Retail

Retail Sales Spike In Positive Sign, Gas Throttles Back

The consumer economy is not entirely moribund. Retail sales rose .1% in June. It was not a sharp jump, but a modest sign that the American public has not locked themselves away in their homes worrying about gasoline prices and jobs.

The Commerce Department reported sales in May were revised slightly higher to a 0.1% fall from the initial estimate of a 0.2% drop.

Sales of non-core products, which include cars, gas, and building materials, were up by the same .1% – an indication that no single item has skewed the data.

Most experts anticipated a modest June improvement because of flat car sales which came out earlier this month – in a bad economy, flat is better than down. Retail sales by major chains were also good for the same reason. These numbers do not suggest that there is major shift in consumer behavior either up or down. Experts argued this morning over whether the data was positive or neutral

The other major data released by the government was that wholesale prices fell 0.4% in June.  This follows the cost of energy, oil and natural gas, posting its biggest monthly drop in two years. Energy costs sank 2.8%, mostly because of falling gasoline prices. Food prices rose 0.6%. Given the small move in all other expenses, energy costs could be the pivot on which consumer activity will turn.

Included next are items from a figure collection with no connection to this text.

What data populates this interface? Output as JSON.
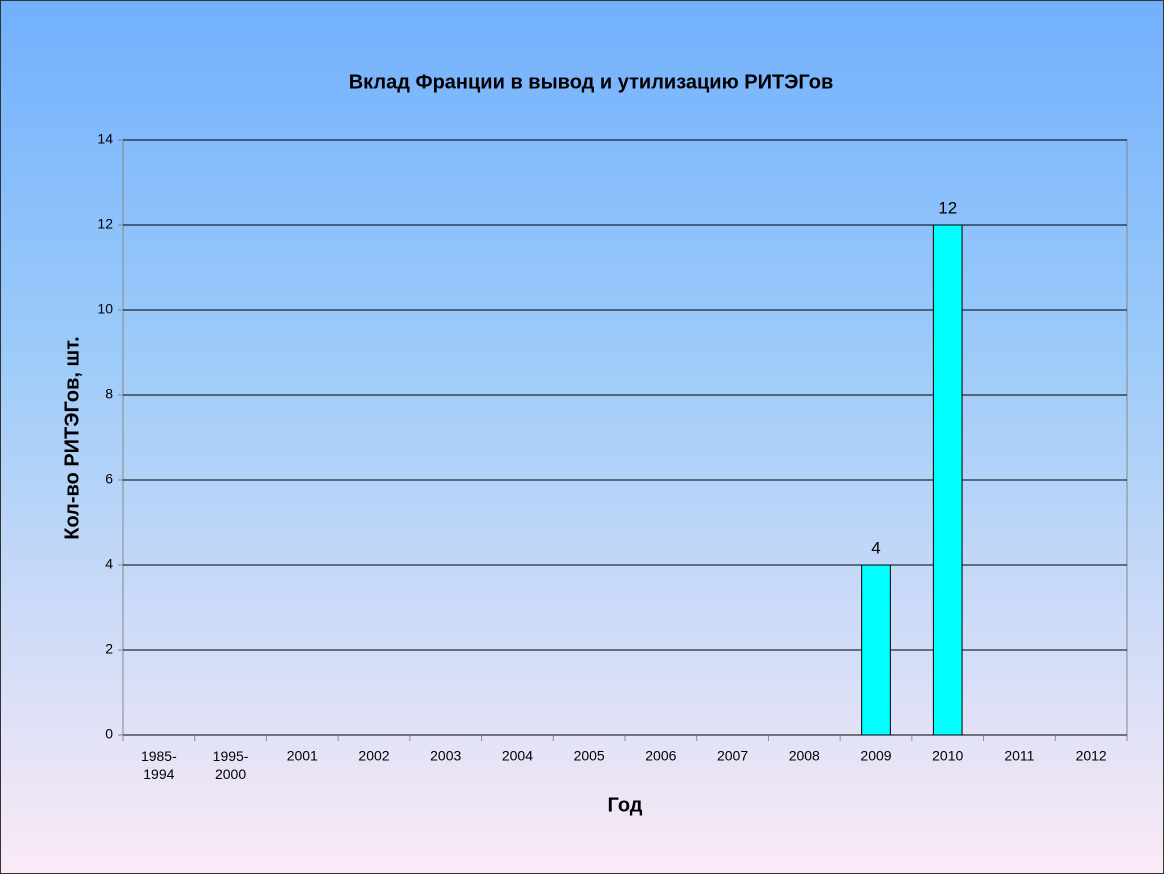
{
  "chart_data": {
    "type": "bar",
    "title": "Вклад Франции в вывод и утилизацию РИТЭГов",
    "x_label": "Год",
    "y_label": "Кол-во РИТЭГов, шт.",
    "categories": [
      "1985-1994",
      "1995-2000",
      "2001",
      "2002",
      "2003",
      "2004",
      "2005",
      "2006",
      "2007",
      "2008",
      "2009",
      "2010",
      "2011",
      "2012"
    ],
    "values": [
      null,
      null,
      null,
      null,
      null,
      null,
      null,
      null,
      null,
      null,
      4,
      12,
      null,
      null
    ],
    "color": "#00ffff",
    "ylim": [
      0,
      14
    ],
    "yticks": [
      0,
      2,
      4,
      6,
      8,
      10,
      12,
      14
    ],
    "grid": true
  }
}
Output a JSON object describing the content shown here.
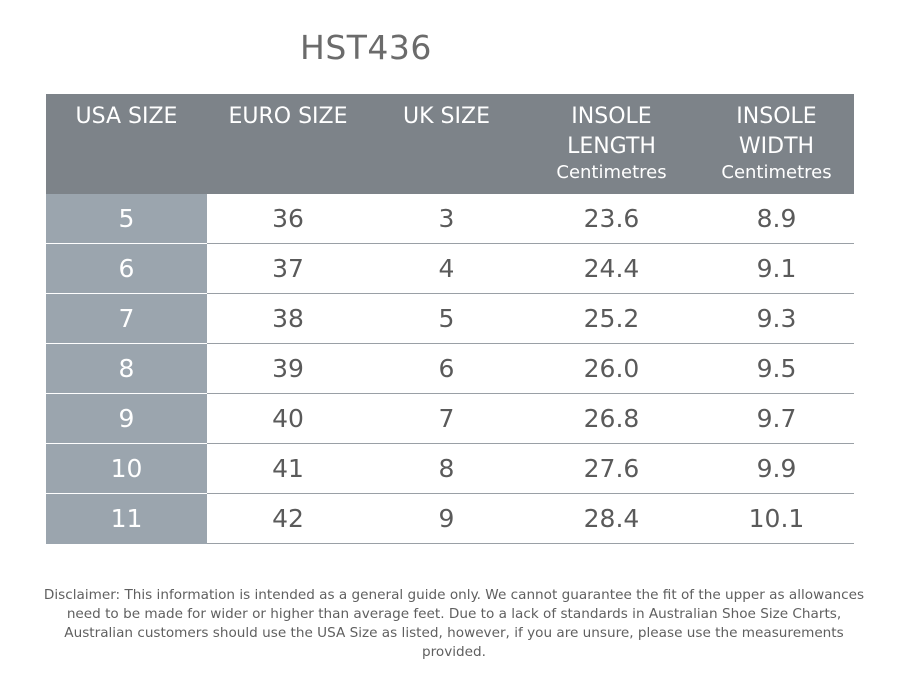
{
  "title": "HST436",
  "headers": {
    "usa": "USA SIZE",
    "euro": "EURO SIZE",
    "uk": "UK SIZE",
    "length_line1": "INSOLE",
    "length_line2": "LENGTH",
    "length_unit": "Centimetres",
    "width_line1": "INSOLE",
    "width_line2": "WIDTH",
    "width_unit": "Centimetres"
  },
  "rows": [
    {
      "usa": "5",
      "euro": "36",
      "uk": "3",
      "length": "23.6",
      "width": "8.9"
    },
    {
      "usa": "6",
      "euro": "37",
      "uk": "4",
      "length": "24.4",
      "width": "9.1"
    },
    {
      "usa": "7",
      "euro": "38",
      "uk": "5",
      "length": "25.2",
      "width": "9.3"
    },
    {
      "usa": "8",
      "euro": "39",
      "uk": "6",
      "length": "26.0",
      "width": "9.5"
    },
    {
      "usa": "9",
      "euro": "40",
      "uk": "7",
      "length": "26.8",
      "width": "9.7"
    },
    {
      "usa": "10",
      "euro": "41",
      "uk": "8",
      "length": "27.6",
      "width": "9.9"
    },
    {
      "usa": "11",
      "euro": "42",
      "uk": "9",
      "length": "28.4",
      "width": "10.1"
    }
  ],
  "disclaimer": "Disclaimer: This information is intended as a general guide only. We cannot guarantee the fit of the upper as allowances need to be made for wider or higher than average feet. Due to a lack of standards in Australian Shoe Size Charts, Australian customers should use the USA Size as listed, however, if you are unsure, please use the measurements provided.",
  "colors": {
    "header_bg": "#7d8389",
    "usa_column_bg": "#9ba5ae",
    "row_divider": "#9aa0a6",
    "text": "#5a5a5a"
  }
}
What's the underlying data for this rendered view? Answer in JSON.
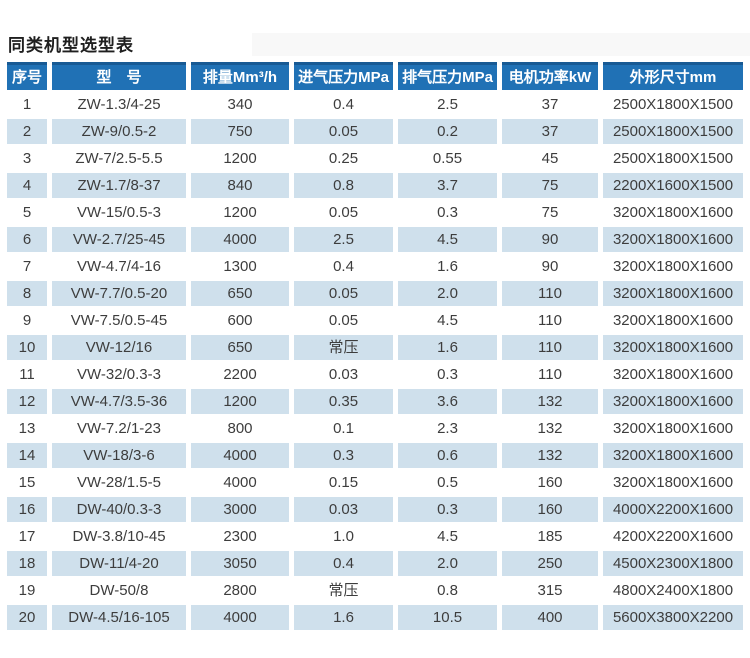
{
  "page": {
    "title": "同类机型选型表"
  },
  "colors": {
    "header_bg": "#2071b5",
    "header_top_border": "#185a94",
    "stripe_bg": "#cfe0ec",
    "header_text": "#ffffff",
    "body_text": "#3d3d3d"
  },
  "table": {
    "headers": [
      "序号",
      "型　号",
      "排量Mm³/h",
      "进气压力MPa",
      "排气压力MPa",
      "电机功率kW",
      "外形尺寸mm"
    ],
    "rows": [
      [
        "1",
        "ZW-1.3/4-25",
        "340",
        "0.4",
        "2.5",
        "37",
        "2500X1800X1500"
      ],
      [
        "2",
        "ZW-9/0.5-2",
        "750",
        "0.05",
        "0.2",
        "37",
        "2500X1800X1500"
      ],
      [
        "3",
        "ZW-7/2.5-5.5",
        "1200",
        "0.25",
        "0.55",
        "45",
        "2500X1800X1500"
      ],
      [
        "4",
        "ZW-1.7/8-37",
        "840",
        "0.8",
        "3.7",
        "75",
        "2200X1600X1500"
      ],
      [
        "5",
        "VW-15/0.5-3",
        "1200",
        "0.05",
        "0.3",
        "75",
        "3200X1800X1600"
      ],
      [
        "6",
        "VW-2.7/25-45",
        "4000",
        "2.5",
        "4.5",
        "90",
        "3200X1800X1600"
      ],
      [
        "7",
        "VW-4.7/4-16",
        "1300",
        "0.4",
        "1.6",
        "90",
        "3200X1800X1600"
      ],
      [
        "8",
        "VW-7.7/0.5-20",
        "650",
        "0.05",
        "2.0",
        "110",
        "3200X1800X1600"
      ],
      [
        "9",
        "VW-7.5/0.5-45",
        "600",
        "0.05",
        "4.5",
        "110",
        "3200X1800X1600"
      ],
      [
        "10",
        "VW-12/16",
        "650",
        "常压",
        "1.6",
        "110",
        "3200X1800X1600"
      ],
      [
        "11",
        "VW-32/0.3-3",
        "2200",
        "0.03",
        "0.3",
        "110",
        "3200X1800X1600"
      ],
      [
        "12",
        "VW-4.7/3.5-36",
        "1200",
        "0.35",
        "3.6",
        "132",
        "3200X1800X1600"
      ],
      [
        "13",
        "VW-7.2/1-23",
        "800",
        "0.1",
        "2.3",
        "132",
        "3200X1800X1600"
      ],
      [
        "14",
        "VW-18/3-6",
        "4000",
        "0.3",
        "0.6",
        "132",
        "3200X1800X1600"
      ],
      [
        "15",
        "VW-28/1.5-5",
        "4000",
        "0.15",
        "0.5",
        "160",
        "3200X1800X1600"
      ],
      [
        "16",
        "DW-40/0.3-3",
        "3000",
        "0.03",
        "0.3",
        "160",
        "4000X2200X1600"
      ],
      [
        "17",
        "DW-3.8/10-45",
        "2300",
        "1.0",
        "4.5",
        "185",
        "4200X2200X1600"
      ],
      [
        "18",
        "DW-11/4-20",
        "3050",
        "0.4",
        "2.0",
        "250",
        "4500X2300X1800"
      ],
      [
        "19",
        "DW-50/8",
        "2800",
        "常压",
        "0.8",
        "315",
        "4800X2400X1800"
      ],
      [
        "20",
        "DW-4.5/16-105",
        "4000",
        "1.6",
        "10.5",
        "400",
        "5600X3800X2200"
      ]
    ]
  }
}
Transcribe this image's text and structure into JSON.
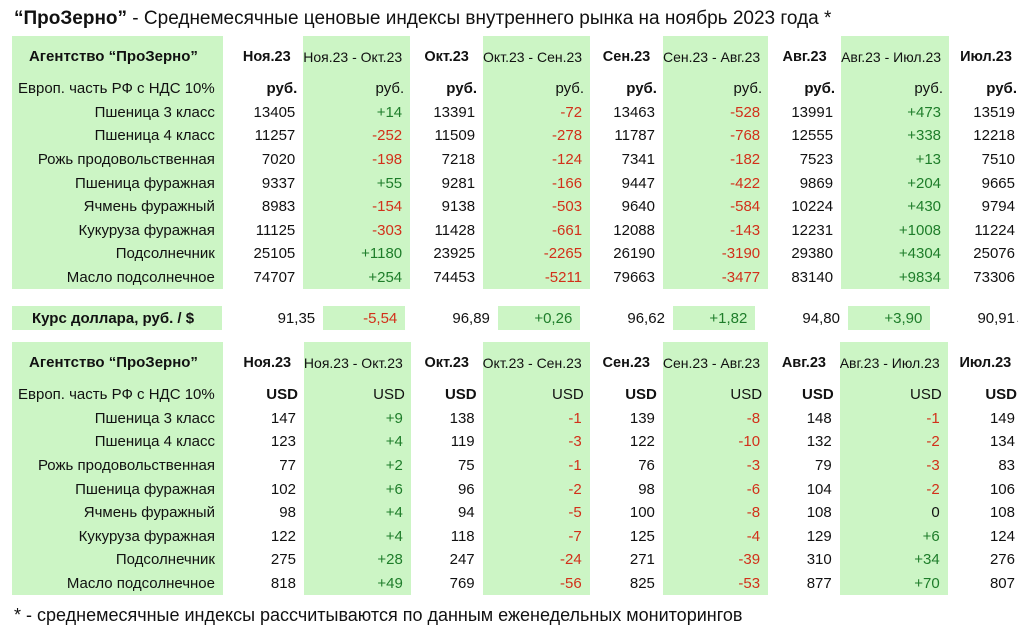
{
  "title": {
    "brand": "“ПроЗерно”",
    "text": " - Среднемесячные ценовые индексы внутреннего рынка на ноябрь 2023 года *"
  },
  "footnote": "* - среднемесячные индексы рассчитываются по данным еженедельных мониторингов",
  "header": {
    "agency": "Агентство “ПроЗерно”",
    "columns": [
      "Ноя.23",
      "Ноя.23 - Окт.23",
      "Окт.23",
      "Окт.23 - Сен.23",
      "Сен.23",
      "Сен.23 - Авг.23",
      "Авг.23",
      "Авг.23 - Июл.23",
      "Июл.23"
    ]
  },
  "rub_table": {
    "unit_label": "Европ. часть РФ с НДС 10%",
    "units": [
      "руб.",
      "руб.",
      "руб.",
      "руб.",
      "руб.",
      "руб.",
      "руб.",
      "руб.",
      "руб."
    ],
    "rows": [
      {
        "name": "Пшеница  3 класс",
        "values": [
          "13405",
          "+14",
          "13391",
          "-72",
          "13463",
          "-528",
          "13991",
          "+473",
          "13519"
        ]
      },
      {
        "name": "Пшеница  4 класс",
        "values": [
          "11257",
          "-252",
          "11509",
          "-278",
          "11787",
          "-768",
          "12555",
          "+338",
          "12218"
        ]
      },
      {
        "name": "Рожь продовольственная",
        "values": [
          "7020",
          "-198",
          "7218",
          "-124",
          "7341",
          "-182",
          "7523",
          "+13",
          "7510"
        ]
      },
      {
        "name": "Пшеница  фуражная",
        "values": [
          "9337",
          "+55",
          "9281",
          "-166",
          "9447",
          "-422",
          "9869",
          "+204",
          "9665"
        ]
      },
      {
        "name": "Ячмень фуражный",
        "values": [
          "8983",
          "-154",
          "9138",
          "-503",
          "9640",
          "-584",
          "10224",
          "+430",
          "9794"
        ]
      },
      {
        "name": "Кукуруза фуражная",
        "values": [
          "11125",
          "-303",
          "11428",
          "-661",
          "12088",
          "-143",
          "12231",
          "+1008",
          "11224"
        ]
      },
      {
        "name": "Подсолнечник",
        "values": [
          "25105",
          "+1180",
          "23925",
          "-2265",
          "26190",
          "-3190",
          "29380",
          "+4304",
          "25076"
        ]
      },
      {
        "name": "Масло подсолнечное",
        "values": [
          "74707",
          "+254",
          "74453",
          "-5211",
          "79663",
          "-3477",
          "83140",
          "+9834",
          "73306"
        ]
      }
    ]
  },
  "fx": {
    "label": "Курс доллара,  руб. / $",
    "values": [
      "91,35",
      "-5,54",
      "96,89",
      "+0,26",
      "96,62",
      "+1,82",
      "94,80",
      "+3,90",
      "90,91"
    ],
    "trailing_mark": "."
  },
  "usd_table": {
    "unit_label": "Европ. часть РФ с НДС 10%",
    "units": [
      "USD",
      "USD",
      "USD",
      "USD",
      "USD",
      "USD",
      "USD",
      "USD",
      "USD"
    ],
    "rows": [
      {
        "name": "Пшеница  3 класс",
        "values": [
          "147",
          "+9",
          "138",
          "-1",
          "139",
          "-8",
          "148",
          "-1",
          "149"
        ]
      },
      {
        "name": "Пшеница  4 класс",
        "values": [
          "123",
          "+4",
          "119",
          "-3",
          "122",
          "-10",
          "132",
          "-2",
          "134"
        ]
      },
      {
        "name": "Рожь продовольственная",
        "values": [
          "77",
          "+2",
          "75",
          "-1",
          "76",
          "-3",
          "79",
          "-3",
          "83"
        ]
      },
      {
        "name": "Пшеница  фуражная",
        "values": [
          "102",
          "+6",
          "96",
          "-2",
          "98",
          "-6",
          "104",
          "-2",
          "106"
        ]
      },
      {
        "name": "Ячмень фуражный",
        "values": [
          "98",
          "+4",
          "94",
          "-5",
          "100",
          "-8",
          "108",
          "0",
          "108"
        ]
      },
      {
        "name": "Кукуруза фуражная",
        "values": [
          "122",
          "+4",
          "118",
          "-7",
          "125",
          "-4",
          "129",
          "+6",
          "124"
        ]
      },
      {
        "name": "Подсолнечник",
        "values": [
          "275",
          "+28",
          "247",
          "-24",
          "271",
          "-39",
          "310",
          "+34",
          "276"
        ]
      },
      {
        "name": "Масло подсолнечное",
        "values": [
          "818",
          "+49",
          "769",
          "-56",
          "825",
          "-53",
          "877",
          "+70",
          "807"
        ]
      }
    ]
  },
  "colors": {
    "green_fill": "#ccf5c5",
    "positive": "#1e7d2a",
    "negative": "#d2301a"
  }
}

The focus will now move to July. Gas prices should influence total retail as much as any other factor. Based on recent AAA data, price per gallon has dropped nearly $.20 in the last six weeks. That will either lower retail spending for July or allow consumers to shift their activity to stores and malls. Those trends will indicate whether people are saving or spending and will point to the prevailing sentiment in the economy for the second half of the year.